議長職や副議長職をめぐる「政治とカネ」問題で大混乱している福岡県議会で「県政のドン」といわれる蔵内勇夫議長が19日、公の場で初めて将来的な辞職に言及したことについてコメントした。

福岡県議会では14日、自民党県議団幹部に多額の現金を支払ったと証言し、「人の弱みにつけ込んだカツアゲ」などと金銭授受問題を主張する吉松源昭県議が、蔵内氏に対する議長職の辞職勧告決議案を提出。17日の臨時議会で採決される予定だったが、蔵内氏の秘書出身の林泰輔県議(自民)が緊急動議を出し、採決中止を主張。県議84人中49人が賛成に回り、自民県議団に加えて第2会派の民主県政県議団でも約半数が賛成に回り、採決は行われなかった。吉松氏は議会終了後、「民主主義の議会のやり方とは、到底言えないのではないか」と反発したが、蔵内氏は19日に取材対応した際、県政を混乱させたとして、「しかるべき時期に自ら判断をし、辞職したい」と、自ら議長職を退く意向を明らかにした。具体的な時期には触れなかったが、9月議会が一つのめどになるとみられている。

この日の放送では、1週間を振り返るコーナーの中で、蔵内氏の「議長職辞意表明」を取り上げた。採決の突然中止など臨時議会の混乱だけでなく、蔵内氏が「ドン」と呼ばれる背景などに迫ったほか、蔵内氏肝いりで「力の源泉」ともいわれる「ワンヘルス」事業をめぐる問題にも触れた。

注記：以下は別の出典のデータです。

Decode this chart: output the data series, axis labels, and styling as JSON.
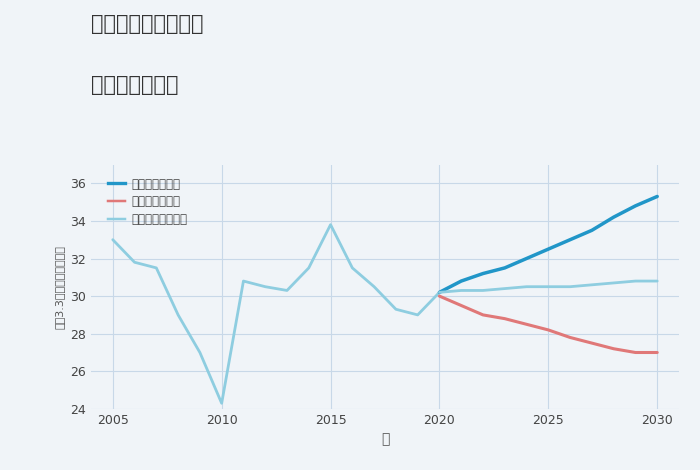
{
  "title_line1": "兵庫県姫路市北原の",
  "title_line2": "土地の価格推移",
  "xlabel": "年",
  "ylabel": "坪（3.3㎡）単価（万円）",
  "ylim": [
    24,
    37
  ],
  "yticks": [
    24,
    26,
    28,
    30,
    32,
    34,
    36
  ],
  "xlim": [
    2004,
    2031
  ],
  "xticks": [
    2005,
    2010,
    2015,
    2020,
    2025,
    2030
  ],
  "bg_color": "#f0f4f8",
  "grid_color": "#c8d8e8",
  "historical": {
    "years": [
      2005,
      2006,
      2007,
      2008,
      2009,
      2010,
      2011,
      2012,
      2013,
      2014,
      2015,
      2016,
      2017,
      2018,
      2019,
      2020
    ],
    "values": [
      33.0,
      31.8,
      31.5,
      29.0,
      27.0,
      24.3,
      30.8,
      30.5,
      30.3,
      31.5,
      33.8,
      31.5,
      30.5,
      29.3,
      29.0,
      30.2
    ],
    "color": "#8ecde0",
    "linewidth": 2.0
  },
  "good": {
    "years": [
      2020,
      2021,
      2022,
      2023,
      2024,
      2025,
      2026,
      2027,
      2028,
      2029,
      2030
    ],
    "values": [
      30.2,
      30.8,
      31.2,
      31.5,
      32.0,
      32.5,
      33.0,
      33.5,
      34.2,
      34.8,
      35.3
    ],
    "color": "#2196c8",
    "linewidth": 2.5,
    "label": "グッドシナリオ"
  },
  "bad": {
    "years": [
      2020,
      2021,
      2022,
      2023,
      2024,
      2025,
      2026,
      2027,
      2028,
      2029,
      2030
    ],
    "values": [
      30.0,
      29.5,
      29.0,
      28.8,
      28.5,
      28.2,
      27.8,
      27.5,
      27.2,
      27.0,
      27.0
    ],
    "color": "#e07878",
    "linewidth": 2.2,
    "label": "バッドシナリオ"
  },
  "normal": {
    "years": [
      2020,
      2021,
      2022,
      2023,
      2024,
      2025,
      2026,
      2027,
      2028,
      2029,
      2030
    ],
    "values": [
      30.2,
      30.3,
      30.3,
      30.4,
      30.5,
      30.5,
      30.5,
      30.6,
      30.7,
      30.8,
      30.8
    ],
    "color": "#8ecde0",
    "linewidth": 2.0,
    "label": "ノーマルシナリオ"
  }
}
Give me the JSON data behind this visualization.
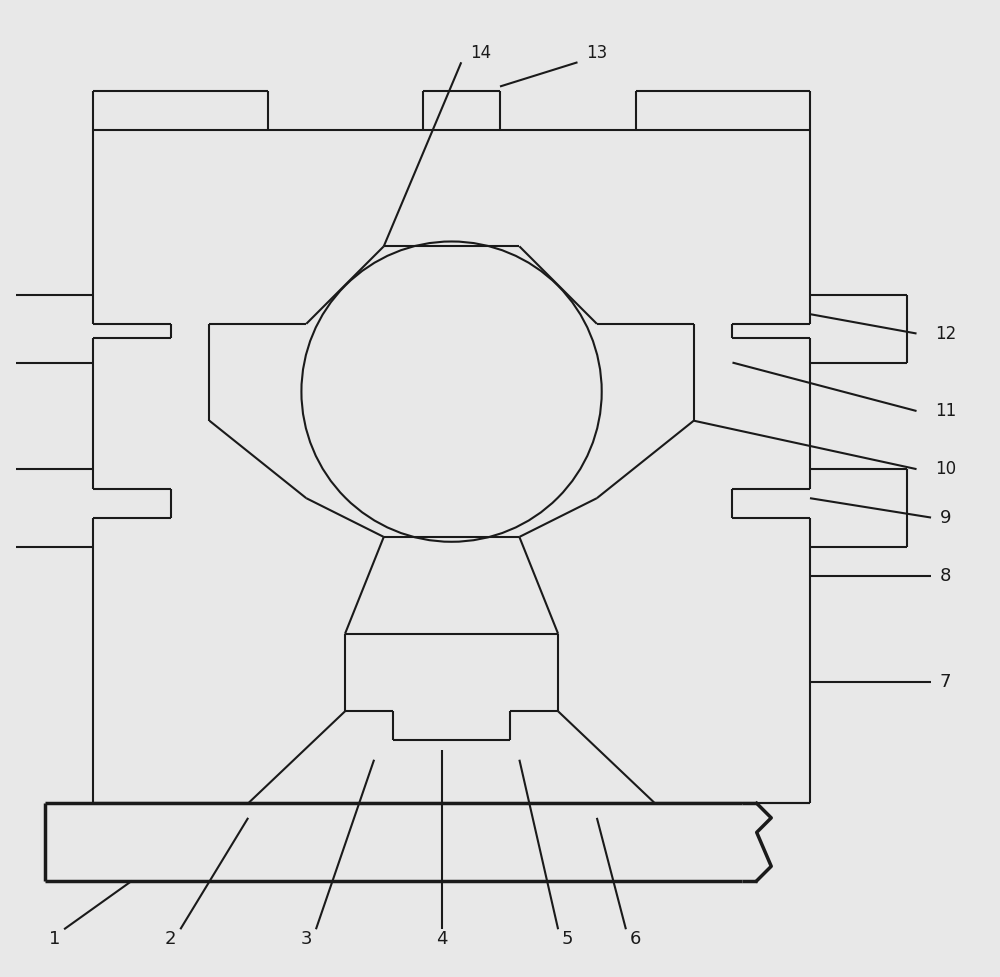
{
  "bg_color": "#e8e8e8",
  "line_color": "#1a1a1a",
  "lw": 1.5,
  "lw2": 2.5,
  "fig_width": 10.0,
  "fig_height": 9.77
}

膳場は「1人の自民党県議にこれだけ影響力が集中する。これって、背景にはやっぱり、自民党県議団に構造的、また組織的な問題はないのかなと思うんですが」とコメント。コメンテーターとして出演した法学者の谷口真由美氏が、膳場に見解を問われ「ドンと言われる人が(議長を)辞めたとしても、ドンをつくり出した構造はあるので、それ自体に手をつけないといけない。自浄作用はないんですかということと、福岡の人たちが本当に恥ずかしいということをおっしゃっているので、有権者のことも考え、しかるべき対処をちゃんとすることが重要かと思う」と訴えると、膳場は「引き続き、見ていきたいと思います」と応じた。